Brokerages brace for 2nd wave of cyber attacks


Investment and stockbroking firms are bracing for the second wave of Distributed Denial of Service (DDoS) attacks on their systems in a week, after many of them refused to pay ransoms demanded by international cyber criminals.

Brokerages contacted said they anticipate some sort of attack today and have put in measures with guidance from the Malaysian cyber security authorities.

Some brokerages also backed up their order data on paper late yesterday and advised customers to call in orders instead of online as a precaution.

Many of them had their trading system downed by a group calling itself the “Armada Collective” who demanded payment of 10 bitcoin (RM110,500) before July 12 and July 14, or else their systems would be attacked again.

Cyber security expert and LE Global Services Sdn Bhd founder Fong Choong Fook said no one who had received the threat has made any ransom payments.

“No doubt they will continue to attack. It won’t cost them that much, so they will still do it. However, this time, banks and brokers will be able to fend better against the attacks,” Fong told The Malaysian Reserve (TMR) when contacted.

He said in the last few days, many investment and broking firms have upped their safety systems by subscribing to ClearType Provider Solutions, as well as tightening their incident response procedures.

“These protection measures will not prevent the DDoS attacks from happening, but it will withstand the amount of traffic that they receive,” Fong explained, adding that the recent incident acted as a “wake-up call” for firms to pay greater heed to security issues.

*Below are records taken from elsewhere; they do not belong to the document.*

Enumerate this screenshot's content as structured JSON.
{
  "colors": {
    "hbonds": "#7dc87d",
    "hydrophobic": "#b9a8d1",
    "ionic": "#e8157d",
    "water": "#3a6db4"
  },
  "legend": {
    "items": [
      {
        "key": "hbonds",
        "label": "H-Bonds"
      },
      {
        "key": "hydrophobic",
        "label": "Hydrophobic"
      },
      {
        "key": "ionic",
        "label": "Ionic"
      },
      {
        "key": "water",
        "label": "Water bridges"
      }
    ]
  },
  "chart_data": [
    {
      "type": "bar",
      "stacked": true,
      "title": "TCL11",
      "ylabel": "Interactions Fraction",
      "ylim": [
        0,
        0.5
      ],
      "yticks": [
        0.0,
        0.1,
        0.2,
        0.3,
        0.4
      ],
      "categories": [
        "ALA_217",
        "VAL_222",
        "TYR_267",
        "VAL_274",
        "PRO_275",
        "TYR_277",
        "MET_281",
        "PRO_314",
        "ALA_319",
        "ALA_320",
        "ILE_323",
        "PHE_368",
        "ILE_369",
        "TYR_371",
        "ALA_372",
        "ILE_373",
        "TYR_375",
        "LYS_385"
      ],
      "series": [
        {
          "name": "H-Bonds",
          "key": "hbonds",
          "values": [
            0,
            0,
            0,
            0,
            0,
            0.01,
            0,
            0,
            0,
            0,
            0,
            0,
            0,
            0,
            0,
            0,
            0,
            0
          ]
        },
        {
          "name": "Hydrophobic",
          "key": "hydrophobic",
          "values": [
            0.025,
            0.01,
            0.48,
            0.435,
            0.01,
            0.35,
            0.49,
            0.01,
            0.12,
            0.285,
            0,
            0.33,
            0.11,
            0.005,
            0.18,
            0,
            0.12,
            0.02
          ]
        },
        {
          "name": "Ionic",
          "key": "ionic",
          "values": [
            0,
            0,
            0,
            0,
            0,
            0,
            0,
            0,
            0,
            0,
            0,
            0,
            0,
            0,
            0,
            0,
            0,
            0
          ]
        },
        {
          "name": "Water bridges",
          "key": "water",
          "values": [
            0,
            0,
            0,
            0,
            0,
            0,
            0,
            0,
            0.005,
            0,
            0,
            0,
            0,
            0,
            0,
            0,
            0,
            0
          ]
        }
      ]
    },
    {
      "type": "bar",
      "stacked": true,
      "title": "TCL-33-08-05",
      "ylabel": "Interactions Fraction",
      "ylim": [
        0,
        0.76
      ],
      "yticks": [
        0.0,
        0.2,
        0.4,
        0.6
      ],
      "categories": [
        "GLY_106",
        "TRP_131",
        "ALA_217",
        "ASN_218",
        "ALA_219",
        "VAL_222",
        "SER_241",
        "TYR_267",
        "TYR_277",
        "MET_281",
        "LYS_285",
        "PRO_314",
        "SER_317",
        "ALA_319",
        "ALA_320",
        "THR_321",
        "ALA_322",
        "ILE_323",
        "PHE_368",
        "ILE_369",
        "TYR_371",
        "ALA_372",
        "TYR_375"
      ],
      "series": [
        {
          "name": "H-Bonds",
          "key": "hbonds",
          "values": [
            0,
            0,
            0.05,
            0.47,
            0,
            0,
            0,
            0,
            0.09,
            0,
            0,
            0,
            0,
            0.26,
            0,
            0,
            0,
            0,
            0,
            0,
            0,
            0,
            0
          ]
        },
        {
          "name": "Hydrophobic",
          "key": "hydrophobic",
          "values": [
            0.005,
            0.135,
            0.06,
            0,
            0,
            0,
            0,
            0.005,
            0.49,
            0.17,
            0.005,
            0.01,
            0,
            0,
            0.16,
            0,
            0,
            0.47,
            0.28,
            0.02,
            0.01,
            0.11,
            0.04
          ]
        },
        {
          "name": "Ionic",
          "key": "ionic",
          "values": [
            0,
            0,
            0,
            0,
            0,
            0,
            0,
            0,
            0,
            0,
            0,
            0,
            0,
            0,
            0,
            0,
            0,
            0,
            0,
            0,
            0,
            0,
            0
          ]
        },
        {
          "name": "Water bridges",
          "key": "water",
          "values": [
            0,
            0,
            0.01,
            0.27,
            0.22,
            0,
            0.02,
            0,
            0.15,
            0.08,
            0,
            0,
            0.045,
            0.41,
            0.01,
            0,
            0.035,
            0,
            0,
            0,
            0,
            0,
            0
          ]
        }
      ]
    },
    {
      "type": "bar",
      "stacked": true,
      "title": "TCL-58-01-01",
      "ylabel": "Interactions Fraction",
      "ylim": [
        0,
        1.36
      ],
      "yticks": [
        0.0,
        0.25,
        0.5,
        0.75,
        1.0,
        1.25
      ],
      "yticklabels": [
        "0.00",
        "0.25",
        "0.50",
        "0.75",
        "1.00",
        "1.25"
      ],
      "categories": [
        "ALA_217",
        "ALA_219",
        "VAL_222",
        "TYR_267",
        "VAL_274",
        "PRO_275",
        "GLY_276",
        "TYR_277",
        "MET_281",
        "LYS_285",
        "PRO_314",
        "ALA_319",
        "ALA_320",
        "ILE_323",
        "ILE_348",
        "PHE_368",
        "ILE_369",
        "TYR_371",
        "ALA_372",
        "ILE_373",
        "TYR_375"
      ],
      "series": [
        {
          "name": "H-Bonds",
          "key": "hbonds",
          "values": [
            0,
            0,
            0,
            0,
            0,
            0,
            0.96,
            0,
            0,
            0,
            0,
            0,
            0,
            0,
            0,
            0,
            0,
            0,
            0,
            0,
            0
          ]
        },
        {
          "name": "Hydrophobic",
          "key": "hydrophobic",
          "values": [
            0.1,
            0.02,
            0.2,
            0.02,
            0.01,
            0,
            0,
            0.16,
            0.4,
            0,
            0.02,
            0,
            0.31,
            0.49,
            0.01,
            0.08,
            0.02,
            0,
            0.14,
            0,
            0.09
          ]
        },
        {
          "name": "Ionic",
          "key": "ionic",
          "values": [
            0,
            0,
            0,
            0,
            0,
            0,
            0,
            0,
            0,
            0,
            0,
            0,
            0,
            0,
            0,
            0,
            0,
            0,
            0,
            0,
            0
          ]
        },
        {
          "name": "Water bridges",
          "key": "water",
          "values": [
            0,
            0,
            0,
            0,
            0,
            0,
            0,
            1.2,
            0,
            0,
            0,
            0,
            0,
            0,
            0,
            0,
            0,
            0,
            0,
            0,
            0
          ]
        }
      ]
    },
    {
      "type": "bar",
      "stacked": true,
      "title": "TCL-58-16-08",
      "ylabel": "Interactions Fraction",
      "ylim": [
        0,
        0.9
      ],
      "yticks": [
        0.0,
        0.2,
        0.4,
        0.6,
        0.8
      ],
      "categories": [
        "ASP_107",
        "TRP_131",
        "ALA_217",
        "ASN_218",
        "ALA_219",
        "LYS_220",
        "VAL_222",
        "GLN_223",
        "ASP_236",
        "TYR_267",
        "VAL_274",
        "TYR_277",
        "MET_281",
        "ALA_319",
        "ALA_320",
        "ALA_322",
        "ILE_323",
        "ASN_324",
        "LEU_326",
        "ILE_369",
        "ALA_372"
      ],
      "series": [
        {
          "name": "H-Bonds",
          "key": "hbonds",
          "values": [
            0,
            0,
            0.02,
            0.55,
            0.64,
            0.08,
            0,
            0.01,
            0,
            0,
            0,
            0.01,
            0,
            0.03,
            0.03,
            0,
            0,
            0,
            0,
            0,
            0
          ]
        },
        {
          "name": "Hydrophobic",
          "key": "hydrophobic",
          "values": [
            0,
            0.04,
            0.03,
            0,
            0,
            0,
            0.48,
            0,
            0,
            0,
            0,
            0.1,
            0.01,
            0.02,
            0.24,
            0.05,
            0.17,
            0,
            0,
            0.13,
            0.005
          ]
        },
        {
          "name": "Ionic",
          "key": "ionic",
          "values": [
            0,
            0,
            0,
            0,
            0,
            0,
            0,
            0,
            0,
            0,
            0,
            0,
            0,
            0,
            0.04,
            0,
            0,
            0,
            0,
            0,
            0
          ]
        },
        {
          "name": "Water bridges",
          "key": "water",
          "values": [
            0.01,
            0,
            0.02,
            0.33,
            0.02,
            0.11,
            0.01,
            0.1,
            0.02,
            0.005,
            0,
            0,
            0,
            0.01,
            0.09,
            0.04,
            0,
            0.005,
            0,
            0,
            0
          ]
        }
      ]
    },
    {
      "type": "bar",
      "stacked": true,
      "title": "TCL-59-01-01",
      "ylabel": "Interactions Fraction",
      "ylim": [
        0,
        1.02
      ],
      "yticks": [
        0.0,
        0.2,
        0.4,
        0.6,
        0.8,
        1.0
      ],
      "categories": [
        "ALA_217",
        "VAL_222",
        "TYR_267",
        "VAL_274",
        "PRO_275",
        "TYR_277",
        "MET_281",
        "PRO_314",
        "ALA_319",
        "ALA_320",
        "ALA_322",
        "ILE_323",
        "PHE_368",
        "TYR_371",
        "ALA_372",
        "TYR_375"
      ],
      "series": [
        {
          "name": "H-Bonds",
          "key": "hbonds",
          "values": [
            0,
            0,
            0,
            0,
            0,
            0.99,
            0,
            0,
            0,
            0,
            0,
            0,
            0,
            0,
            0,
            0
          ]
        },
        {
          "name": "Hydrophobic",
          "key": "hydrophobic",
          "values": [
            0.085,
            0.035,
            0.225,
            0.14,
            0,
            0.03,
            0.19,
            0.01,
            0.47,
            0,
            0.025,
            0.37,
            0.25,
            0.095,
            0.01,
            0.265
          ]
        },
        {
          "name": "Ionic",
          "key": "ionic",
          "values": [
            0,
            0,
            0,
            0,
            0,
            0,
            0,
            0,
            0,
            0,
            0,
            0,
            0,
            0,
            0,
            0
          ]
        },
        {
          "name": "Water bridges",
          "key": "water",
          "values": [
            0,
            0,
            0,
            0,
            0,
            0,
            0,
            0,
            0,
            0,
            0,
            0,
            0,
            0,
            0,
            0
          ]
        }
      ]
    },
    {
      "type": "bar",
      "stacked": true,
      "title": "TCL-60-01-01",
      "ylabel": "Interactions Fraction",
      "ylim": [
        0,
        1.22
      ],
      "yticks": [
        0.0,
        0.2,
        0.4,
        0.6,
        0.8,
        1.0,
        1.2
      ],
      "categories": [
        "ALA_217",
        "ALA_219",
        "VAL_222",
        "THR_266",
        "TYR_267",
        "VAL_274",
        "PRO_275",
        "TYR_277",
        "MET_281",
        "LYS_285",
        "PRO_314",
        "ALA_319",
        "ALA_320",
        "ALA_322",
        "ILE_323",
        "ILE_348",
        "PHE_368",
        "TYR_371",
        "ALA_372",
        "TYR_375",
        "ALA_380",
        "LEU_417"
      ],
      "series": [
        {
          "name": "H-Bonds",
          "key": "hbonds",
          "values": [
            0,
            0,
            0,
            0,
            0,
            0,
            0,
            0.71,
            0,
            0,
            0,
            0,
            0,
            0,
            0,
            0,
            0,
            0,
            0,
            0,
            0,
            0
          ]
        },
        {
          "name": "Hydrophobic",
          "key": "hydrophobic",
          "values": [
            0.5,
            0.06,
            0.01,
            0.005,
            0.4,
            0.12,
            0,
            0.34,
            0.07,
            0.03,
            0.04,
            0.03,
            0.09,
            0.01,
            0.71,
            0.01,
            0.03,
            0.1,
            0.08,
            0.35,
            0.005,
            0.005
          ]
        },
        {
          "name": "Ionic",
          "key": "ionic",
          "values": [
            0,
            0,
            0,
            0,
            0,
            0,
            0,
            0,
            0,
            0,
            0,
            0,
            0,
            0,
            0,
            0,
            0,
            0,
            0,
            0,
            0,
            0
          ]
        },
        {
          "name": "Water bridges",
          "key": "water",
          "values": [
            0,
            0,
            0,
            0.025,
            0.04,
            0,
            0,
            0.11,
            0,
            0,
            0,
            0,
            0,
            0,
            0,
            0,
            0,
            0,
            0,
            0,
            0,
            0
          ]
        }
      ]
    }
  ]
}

The Securities Commission Malaysia (SC) is said to have met with all investment firms and brokers in a meeting held recently, with the SC advising those affected to not bow down to any form of ultimatum.

SC, in a joint statement with Bursa Malaysia on Monday, affirmed to investors that trading continues to operate “per normal” amid recent reports of cyber attacks on local brokerages.

Both authorities said they were working closely with the National Security Council and the Malaysian Communications and Multimedia Commission to manage any potential cyber security incidents.

“SC and Bursa would like to emphasise that the management of cybersecurity risk remains a high priority and all brokers have been advised to remain vigilant,” the statement read.

Last Thursday, TMR reported that several investment banks and securities brokers were hit by an attack, which denied users from accessing their online share trading accounts and held them for ransom.

The first outbreak occurred several hours last Wednesday morning before the affected brokerage firms were able to restore their systems. Multiple attacks were subsequently reported last Friday.

It remains unknown how many securities firms were hit by the ransom attack, but Fong confirmed that “multiple” companies were targeted.

The latest cyber attack fix comes a week after the Petya malware outbreak resulted in significant losses for some of the world’s largest corporations, including Danish shipping company AP Moller-Maersk Group, US delivery service FedEx Corp and Nurofen producer Reckitt Benckiser Group plc.

In May, the WannaCry Ransomware attack infected over 300,000 computers globally across 150 countries.